CBN Demands Recapitalisation of DFIs to Bridge N230tn Gap

CBN Demands Recapitalisation of DFIs to Bridge N230tn Gap

The Central Bank of Nigeria (CBN) has declared the country’s development finance sector critically undersized and in urgent need of a total overhaul. Speaking at the World Bank’s Nigeria Development Update in Abuja, CBN Deputy Governor Mohammed Sani Abdullahi revealed a staggering ₦230 trillion financing gap for micro, small, and medium enterprises (MSMEs). Nigeria’s current Development Finance Institutions (DFIs), including the Bank of Industry and the Development Bank of Nigeria, possess a combined asset base of just ₦8 trillion. This massive deficit leaves the backbone of the Nigerian economy without the credit necessary to drive industrial growth or job creation.
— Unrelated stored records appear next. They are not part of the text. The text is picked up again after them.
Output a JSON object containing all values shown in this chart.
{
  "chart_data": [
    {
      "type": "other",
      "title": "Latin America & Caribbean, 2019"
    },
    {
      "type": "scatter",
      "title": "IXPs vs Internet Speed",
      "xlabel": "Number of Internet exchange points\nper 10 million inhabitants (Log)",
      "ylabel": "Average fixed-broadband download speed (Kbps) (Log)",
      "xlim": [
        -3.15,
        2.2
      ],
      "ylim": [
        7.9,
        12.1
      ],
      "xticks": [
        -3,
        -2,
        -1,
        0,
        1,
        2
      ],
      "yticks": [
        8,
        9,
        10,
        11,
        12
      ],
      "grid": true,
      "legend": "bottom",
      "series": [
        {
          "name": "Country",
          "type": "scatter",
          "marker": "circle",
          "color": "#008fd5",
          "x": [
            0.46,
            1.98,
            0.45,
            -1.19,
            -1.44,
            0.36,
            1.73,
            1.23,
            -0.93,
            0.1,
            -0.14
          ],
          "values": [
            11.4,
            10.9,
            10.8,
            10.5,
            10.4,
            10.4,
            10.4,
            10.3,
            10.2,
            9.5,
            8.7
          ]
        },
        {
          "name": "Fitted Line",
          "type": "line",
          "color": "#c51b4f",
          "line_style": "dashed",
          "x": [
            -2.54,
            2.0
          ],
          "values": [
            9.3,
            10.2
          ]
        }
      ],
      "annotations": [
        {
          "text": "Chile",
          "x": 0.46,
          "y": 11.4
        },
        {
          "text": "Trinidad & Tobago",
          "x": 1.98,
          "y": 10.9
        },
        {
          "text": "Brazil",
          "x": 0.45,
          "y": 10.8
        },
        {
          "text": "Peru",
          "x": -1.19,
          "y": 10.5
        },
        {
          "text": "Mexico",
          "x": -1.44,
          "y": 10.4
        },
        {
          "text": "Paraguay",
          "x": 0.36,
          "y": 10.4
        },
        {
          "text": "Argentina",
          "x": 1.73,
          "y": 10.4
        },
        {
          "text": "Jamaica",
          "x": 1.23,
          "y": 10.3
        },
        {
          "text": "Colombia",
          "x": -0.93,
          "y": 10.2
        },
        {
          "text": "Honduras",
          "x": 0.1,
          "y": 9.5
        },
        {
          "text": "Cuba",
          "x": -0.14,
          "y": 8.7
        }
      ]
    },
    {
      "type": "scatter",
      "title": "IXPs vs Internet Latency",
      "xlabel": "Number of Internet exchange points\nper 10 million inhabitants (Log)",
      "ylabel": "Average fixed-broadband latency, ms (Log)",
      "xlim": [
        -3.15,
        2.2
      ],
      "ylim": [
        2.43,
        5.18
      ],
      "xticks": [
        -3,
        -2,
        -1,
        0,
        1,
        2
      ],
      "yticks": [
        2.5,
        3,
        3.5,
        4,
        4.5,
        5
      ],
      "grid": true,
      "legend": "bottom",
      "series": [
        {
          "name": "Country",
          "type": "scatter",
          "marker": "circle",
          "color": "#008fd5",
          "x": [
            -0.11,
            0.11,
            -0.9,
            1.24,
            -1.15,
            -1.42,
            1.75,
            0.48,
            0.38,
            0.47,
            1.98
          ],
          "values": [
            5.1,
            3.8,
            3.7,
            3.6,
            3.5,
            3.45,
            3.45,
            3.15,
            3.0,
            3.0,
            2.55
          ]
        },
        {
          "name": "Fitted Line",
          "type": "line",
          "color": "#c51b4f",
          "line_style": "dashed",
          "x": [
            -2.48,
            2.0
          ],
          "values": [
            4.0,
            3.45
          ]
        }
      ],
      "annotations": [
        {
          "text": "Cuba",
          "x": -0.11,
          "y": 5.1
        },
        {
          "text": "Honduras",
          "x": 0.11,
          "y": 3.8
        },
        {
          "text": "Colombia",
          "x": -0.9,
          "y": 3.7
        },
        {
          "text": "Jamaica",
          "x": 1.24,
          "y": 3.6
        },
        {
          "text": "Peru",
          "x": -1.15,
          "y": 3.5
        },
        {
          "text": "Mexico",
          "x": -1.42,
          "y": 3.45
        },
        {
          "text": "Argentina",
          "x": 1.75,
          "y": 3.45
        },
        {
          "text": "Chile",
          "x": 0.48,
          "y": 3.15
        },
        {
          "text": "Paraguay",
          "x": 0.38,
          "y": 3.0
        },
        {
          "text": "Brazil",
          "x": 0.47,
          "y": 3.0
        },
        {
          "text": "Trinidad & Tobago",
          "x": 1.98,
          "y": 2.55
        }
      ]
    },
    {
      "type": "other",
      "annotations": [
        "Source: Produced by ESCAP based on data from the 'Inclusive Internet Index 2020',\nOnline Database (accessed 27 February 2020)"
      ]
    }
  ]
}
The apex bank is explicitly rejecting a return to “administratively directed credit,” where commercial banks are forced to lend to specific sectors. Abdullahi argued that such policies have historically failed because they ignore the risk appetite and independent assessments of private lenders. Instead, the CBN wants to make DFIs “bankable and investable” to attract private sector capital. The goal is to move beyond mere government bailouts toward a market-driven system that can deploy capital at a scale far beyond the reach of the public treasury.

Structural decay and poor governance currently hobble many of these institutions. High levels of non-performing loans have drained the lending capacity of agencies like the Bank of Agriculture and the Federal Mortgage Bank of Nigeria. The CBN and the Ministry of Finance, as major shareholders, are now reviewing the entire sector to correct distorted incentives and strengthen risk management. Without these reforms, officials warn that simply injecting new capital would be akin to pouring water into a leaky bucket.

Despite the credit squeeze and high interest rates, Nigerian business activity has shown surprising resilience in early 2026. The Purchasing Managers’ Index (PMI) remains above the 50-point threshold, indicating that the private sector is still expanding. This appetite for growth suggests that if the financing gap were bridged, the economic payoff would be substantial. The World Bank corroborated this view, noting that Nigeria’s external reserves and exchange rate stability have improved significantly following recent macroeconomic reforms.

The World Bank’s Lead Economist, Fiseha Haile, warned that while the “macro-fundamentals” are stronger, the economy remains vulnerable to external shocks. Global interest rates and the ongoing conflict in the Middle East threaten to raise borrowing costs and reduce foreign investment. To counter these risks, the Bank recommends keeping monetary policy tight to anchor inflation while introducing supply-side reforms. One key proposal includes reopening fuel imports to restore competition and lower the energy costs that currently handicap Nigerian manufacturers.

The path to closing the ₦230 trillion gap relies on a difficult transition from state-led lending to a sophisticated, private-sector-aligned development finance model. The government is betting that a more transparent and efficient DFI sector will serve as a magnet for the trillions in idle domestic and international capital. If successful, this restructuring could transform the MSME sector from a struggling survivalist tier into a primary engine of national wealth.